The congressman and his former aide were tooling through Newport Beach in a red Mustang convertible on one of those balmy February days that makes the rest of the world envious of California when Brian O’Leary Bennett said the last thing that Bob Dornan ever expected to hear.
Dornan, the nation’s premier gay-basher, was about to have his belief system shattered by the simple truth that the gay enemy was an intimate associate who called him Poppy like his own kids did. The congressman who had made a career by deriding homosexuality as the perverse choice of those marked by a decadent culture was suddenly to discover that he himself had been the role model for a gay man.
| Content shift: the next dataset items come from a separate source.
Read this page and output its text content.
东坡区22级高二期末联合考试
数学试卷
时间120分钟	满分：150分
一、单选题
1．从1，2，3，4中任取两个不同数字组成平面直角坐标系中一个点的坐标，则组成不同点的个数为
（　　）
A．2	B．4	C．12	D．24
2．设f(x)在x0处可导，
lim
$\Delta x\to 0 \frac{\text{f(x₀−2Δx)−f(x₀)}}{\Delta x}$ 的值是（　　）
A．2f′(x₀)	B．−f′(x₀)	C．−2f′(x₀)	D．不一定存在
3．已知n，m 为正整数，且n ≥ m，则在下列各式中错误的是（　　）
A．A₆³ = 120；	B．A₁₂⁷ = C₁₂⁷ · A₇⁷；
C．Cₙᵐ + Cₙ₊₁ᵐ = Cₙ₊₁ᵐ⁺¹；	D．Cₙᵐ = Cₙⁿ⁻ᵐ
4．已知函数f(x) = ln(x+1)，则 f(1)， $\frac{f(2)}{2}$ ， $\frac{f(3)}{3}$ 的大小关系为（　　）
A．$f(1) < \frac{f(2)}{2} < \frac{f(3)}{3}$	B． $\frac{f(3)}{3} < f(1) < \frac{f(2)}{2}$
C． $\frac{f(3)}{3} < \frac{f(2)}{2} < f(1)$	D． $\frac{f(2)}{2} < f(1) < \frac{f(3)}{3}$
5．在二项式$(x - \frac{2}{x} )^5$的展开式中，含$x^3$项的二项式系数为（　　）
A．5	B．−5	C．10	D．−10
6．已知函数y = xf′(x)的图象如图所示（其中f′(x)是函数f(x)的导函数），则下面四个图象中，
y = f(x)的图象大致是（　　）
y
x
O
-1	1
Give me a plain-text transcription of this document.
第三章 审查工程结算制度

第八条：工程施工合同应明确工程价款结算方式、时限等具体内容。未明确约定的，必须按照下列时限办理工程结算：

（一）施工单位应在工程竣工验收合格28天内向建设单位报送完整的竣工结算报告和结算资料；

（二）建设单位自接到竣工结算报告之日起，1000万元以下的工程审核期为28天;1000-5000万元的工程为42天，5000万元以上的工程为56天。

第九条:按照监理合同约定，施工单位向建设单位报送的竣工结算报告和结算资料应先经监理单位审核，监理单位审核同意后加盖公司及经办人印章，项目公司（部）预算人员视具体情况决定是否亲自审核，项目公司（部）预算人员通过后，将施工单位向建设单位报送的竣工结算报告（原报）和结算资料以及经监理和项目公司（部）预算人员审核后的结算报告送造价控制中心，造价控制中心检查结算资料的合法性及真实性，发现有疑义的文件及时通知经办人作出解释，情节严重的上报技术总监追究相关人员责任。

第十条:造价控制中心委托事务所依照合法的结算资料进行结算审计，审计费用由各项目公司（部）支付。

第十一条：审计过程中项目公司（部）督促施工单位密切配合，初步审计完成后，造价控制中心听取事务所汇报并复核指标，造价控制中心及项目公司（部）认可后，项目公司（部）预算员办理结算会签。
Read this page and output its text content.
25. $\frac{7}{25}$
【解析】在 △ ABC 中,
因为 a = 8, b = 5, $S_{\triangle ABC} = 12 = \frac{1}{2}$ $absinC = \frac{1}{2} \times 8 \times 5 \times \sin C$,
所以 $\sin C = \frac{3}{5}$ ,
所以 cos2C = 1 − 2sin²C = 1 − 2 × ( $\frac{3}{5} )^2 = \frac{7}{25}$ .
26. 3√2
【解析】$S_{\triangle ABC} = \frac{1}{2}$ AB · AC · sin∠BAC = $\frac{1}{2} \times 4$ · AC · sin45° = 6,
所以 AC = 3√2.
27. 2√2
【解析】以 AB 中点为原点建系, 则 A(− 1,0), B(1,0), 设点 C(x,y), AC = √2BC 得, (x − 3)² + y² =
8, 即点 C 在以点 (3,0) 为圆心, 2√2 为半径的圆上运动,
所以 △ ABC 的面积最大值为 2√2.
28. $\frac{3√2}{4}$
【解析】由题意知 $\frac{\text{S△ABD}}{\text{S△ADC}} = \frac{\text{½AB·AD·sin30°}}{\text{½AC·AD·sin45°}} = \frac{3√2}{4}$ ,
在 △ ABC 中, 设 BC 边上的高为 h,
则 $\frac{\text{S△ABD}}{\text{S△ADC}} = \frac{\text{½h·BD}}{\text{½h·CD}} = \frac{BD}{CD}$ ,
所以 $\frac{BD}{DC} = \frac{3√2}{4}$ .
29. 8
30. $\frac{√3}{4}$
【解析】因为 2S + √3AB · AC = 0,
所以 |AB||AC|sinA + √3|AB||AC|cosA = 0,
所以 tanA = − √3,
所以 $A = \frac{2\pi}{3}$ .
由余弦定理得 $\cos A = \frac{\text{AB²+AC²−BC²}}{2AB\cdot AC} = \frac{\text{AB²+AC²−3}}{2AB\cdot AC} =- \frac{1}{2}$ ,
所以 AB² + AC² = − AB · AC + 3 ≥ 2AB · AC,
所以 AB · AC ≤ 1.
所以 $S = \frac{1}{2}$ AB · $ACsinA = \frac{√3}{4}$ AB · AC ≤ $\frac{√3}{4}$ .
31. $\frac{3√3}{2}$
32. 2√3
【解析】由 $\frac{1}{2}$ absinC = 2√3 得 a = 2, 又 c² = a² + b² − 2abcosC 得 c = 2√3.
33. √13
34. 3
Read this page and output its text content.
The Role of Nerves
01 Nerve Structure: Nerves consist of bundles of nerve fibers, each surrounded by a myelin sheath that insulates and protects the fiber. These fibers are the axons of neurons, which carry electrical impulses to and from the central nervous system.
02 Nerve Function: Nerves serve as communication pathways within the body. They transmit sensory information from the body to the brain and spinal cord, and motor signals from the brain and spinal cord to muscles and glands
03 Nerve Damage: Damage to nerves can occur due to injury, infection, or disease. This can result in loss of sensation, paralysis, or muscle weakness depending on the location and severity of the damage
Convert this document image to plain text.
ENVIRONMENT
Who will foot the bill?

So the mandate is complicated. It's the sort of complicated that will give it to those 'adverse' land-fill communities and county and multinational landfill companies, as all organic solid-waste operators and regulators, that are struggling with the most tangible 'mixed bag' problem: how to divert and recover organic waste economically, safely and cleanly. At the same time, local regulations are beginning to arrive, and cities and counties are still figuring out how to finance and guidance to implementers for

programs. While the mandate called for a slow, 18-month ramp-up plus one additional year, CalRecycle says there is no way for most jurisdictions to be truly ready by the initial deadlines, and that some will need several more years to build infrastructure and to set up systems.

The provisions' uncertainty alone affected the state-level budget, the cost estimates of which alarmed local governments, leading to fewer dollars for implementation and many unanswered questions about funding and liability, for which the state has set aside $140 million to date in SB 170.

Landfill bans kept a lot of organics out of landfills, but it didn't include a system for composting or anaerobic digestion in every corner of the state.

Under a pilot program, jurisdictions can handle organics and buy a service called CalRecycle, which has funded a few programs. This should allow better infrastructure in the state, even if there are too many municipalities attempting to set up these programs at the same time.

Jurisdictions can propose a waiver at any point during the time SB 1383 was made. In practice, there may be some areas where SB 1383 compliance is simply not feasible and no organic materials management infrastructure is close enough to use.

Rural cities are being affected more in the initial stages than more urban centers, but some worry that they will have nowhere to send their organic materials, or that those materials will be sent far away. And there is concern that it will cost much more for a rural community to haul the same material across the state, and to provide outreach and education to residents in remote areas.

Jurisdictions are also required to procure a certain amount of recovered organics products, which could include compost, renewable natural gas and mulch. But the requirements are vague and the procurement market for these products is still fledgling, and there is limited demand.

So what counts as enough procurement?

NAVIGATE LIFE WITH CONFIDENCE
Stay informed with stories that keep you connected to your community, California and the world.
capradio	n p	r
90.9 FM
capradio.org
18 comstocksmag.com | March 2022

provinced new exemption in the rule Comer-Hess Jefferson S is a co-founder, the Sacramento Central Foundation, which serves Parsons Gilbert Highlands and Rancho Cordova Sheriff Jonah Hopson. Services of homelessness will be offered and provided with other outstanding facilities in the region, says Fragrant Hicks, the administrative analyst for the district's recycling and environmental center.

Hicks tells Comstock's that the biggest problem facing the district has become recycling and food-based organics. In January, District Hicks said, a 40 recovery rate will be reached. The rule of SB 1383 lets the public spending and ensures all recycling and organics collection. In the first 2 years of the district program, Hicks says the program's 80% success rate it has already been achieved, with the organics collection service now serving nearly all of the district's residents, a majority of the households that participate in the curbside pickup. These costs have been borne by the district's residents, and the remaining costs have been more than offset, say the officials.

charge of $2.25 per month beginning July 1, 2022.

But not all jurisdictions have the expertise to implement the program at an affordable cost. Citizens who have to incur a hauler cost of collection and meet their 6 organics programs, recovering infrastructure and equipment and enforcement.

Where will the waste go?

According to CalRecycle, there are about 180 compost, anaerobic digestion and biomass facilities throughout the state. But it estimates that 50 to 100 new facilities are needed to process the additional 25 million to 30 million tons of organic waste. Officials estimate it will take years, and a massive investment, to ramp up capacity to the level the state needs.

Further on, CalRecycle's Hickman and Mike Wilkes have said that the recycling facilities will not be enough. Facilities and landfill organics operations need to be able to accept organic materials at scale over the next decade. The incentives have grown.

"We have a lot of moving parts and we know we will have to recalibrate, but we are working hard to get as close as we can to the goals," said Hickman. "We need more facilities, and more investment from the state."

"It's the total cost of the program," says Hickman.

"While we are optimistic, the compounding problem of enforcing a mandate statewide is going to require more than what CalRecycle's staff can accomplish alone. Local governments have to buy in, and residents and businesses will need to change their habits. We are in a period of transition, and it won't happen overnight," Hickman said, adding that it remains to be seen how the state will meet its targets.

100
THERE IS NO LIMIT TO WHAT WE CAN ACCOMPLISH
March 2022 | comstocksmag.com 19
“I had made up my mind to tell him. I had a lump in my throat, tears welled up in my eyes, I was nervous about his reaction,” Bennett recalled in a telephone interview on Sunday, just after he and his partner, Rick, had called their mothers to wish them a happy Mother’s Day. Bennett, now 41, had started working for Dornan when he was 21, moving into the congressman’s home. Over the next 12 years, he became Dornan’s chief of staff and designated heir apparent.
Bennett credits Dornan with having shown a measure of humanity in leaning over, putting his arm around him, kissing him on the cheek and saying, “I’ve loved you like a son for 20 years. Did you think this would make any difference?” But that was 15 months ago and in a private moment. Last week, when Bennett came out publicly in an interview with Jean Pasco of The Times, it made a big difference, and the old Dornan was back in form, thundering: “This is all Brian’s self-indulgence, no one would know who he was if not for Bob Dornan. He was dating women the whole time he worked for me. When he left, he was dating a general’s daughter.”
What Dornan cannot accept is that homosexuality is neither an indulgence nor the product of perverse and subversive cultural influences led by that army of “lesbian spear-chuckers” whom he once derided. As the example of Brian Bennett illustrates, being homosexual is as American as apple pie.
“I was the best little boy, straight A student in Catholic school, put myself through college, law school, no drugs, no alcohol,” Bennett recalls, “And then boom, up pops this question in my head that I might be gay--holy smoke, how could this happen to me?”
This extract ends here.